Starting a franchise business from the franchisor’s perspective is not an easy undertaking. Federal and state rules govern the issuance of a franchise, and a franchisor must strictly comply with those rules. The franchise regulations, promulgated and enforced by the Federal Trade Commission, require that a Franchise Disclosure Document must be prepared and given to a potential buyer a minimum of 14 calendar days before any money is paid or contracts are signed. This document is voluminous and contains 23 items of information, current financial statements and a copy of the actual contracts that will be used. The Disclosure Document is prepared to give prospective buyers enough information about the company prior to making the purchase to determine whether the opportunity is legitimate and a sound investment.

Problems arise when an individual seeking to expand their business enters into a contractual arrangement with another party that is called a licensing agreement (or any other type of agreement) and the test of what constitutes a franchise is met. In this type of case, you may have an agreement that says this is a license to use a brand and product, but if the three-prong franchise test is met, the relationship is really a franchise and therefore subject to franchise regulations. A commercial business arrangement is a franchise if it satisfies three definitional elements: the franchisor must (1) promise to provide a trademark or other commercial symbol, (2) promise to exercise significant control or provide significant assistance in the operation of the business, and (3) require a minimum payment of at least $500 during the first six months of operations. Despite the name of the agreement you have, if the relationship meets this three-part test, then you have what is known as an accidental franchise.
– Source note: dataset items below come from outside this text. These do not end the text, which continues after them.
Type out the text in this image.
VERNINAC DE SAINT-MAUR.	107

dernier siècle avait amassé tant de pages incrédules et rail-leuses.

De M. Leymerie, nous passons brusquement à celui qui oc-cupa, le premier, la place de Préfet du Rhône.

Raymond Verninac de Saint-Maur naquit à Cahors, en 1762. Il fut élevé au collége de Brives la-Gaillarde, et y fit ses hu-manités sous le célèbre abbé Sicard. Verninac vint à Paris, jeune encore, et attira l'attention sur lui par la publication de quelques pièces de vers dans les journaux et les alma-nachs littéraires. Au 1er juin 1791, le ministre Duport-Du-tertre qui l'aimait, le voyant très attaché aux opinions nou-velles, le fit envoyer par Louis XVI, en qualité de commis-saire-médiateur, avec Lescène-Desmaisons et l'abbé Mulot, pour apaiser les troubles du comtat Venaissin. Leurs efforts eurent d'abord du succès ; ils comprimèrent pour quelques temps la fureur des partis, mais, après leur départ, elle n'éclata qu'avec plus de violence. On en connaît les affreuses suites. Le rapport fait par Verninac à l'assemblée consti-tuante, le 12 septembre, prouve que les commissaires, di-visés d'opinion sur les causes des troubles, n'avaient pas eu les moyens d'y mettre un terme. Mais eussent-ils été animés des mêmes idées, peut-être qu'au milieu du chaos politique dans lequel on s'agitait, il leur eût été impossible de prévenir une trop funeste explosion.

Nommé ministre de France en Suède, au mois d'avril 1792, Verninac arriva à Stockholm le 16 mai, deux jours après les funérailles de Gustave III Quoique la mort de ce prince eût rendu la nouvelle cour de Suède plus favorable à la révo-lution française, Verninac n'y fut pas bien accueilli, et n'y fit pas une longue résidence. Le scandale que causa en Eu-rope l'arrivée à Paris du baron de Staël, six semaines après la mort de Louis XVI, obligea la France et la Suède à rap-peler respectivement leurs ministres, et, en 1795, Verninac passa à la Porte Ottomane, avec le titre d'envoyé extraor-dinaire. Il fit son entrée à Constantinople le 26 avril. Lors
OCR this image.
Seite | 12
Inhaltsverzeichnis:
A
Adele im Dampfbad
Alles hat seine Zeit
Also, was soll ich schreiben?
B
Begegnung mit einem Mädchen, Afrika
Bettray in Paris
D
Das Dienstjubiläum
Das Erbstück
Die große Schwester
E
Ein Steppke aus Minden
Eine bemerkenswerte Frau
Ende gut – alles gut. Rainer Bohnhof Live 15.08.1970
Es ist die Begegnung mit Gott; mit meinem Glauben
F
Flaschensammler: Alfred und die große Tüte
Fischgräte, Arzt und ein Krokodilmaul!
Having an accidental franchise can be incredibly costly. When someone has an accidental franchise, they have failed to comply with the disclosure rules and are subject to severe civil penalties (up $10,000 for each violation) in addition to an unwinding of the deal. These penalties and the litigation that comes along with it can prove to be very costly, particularly in cases where a party has many accidental franchises.

While preparing the documents necessary for a franchise can also be costly, it is far less expensive to do so than to pay the penalties for having an accidental franchise. If you are considering expanding your business, have counsel review your terms and discuss whether you would be a franchise or whether a licensing arrangement would be best. Years down the road and successfully doing business, you do not want find yourself having established an accidental franchise.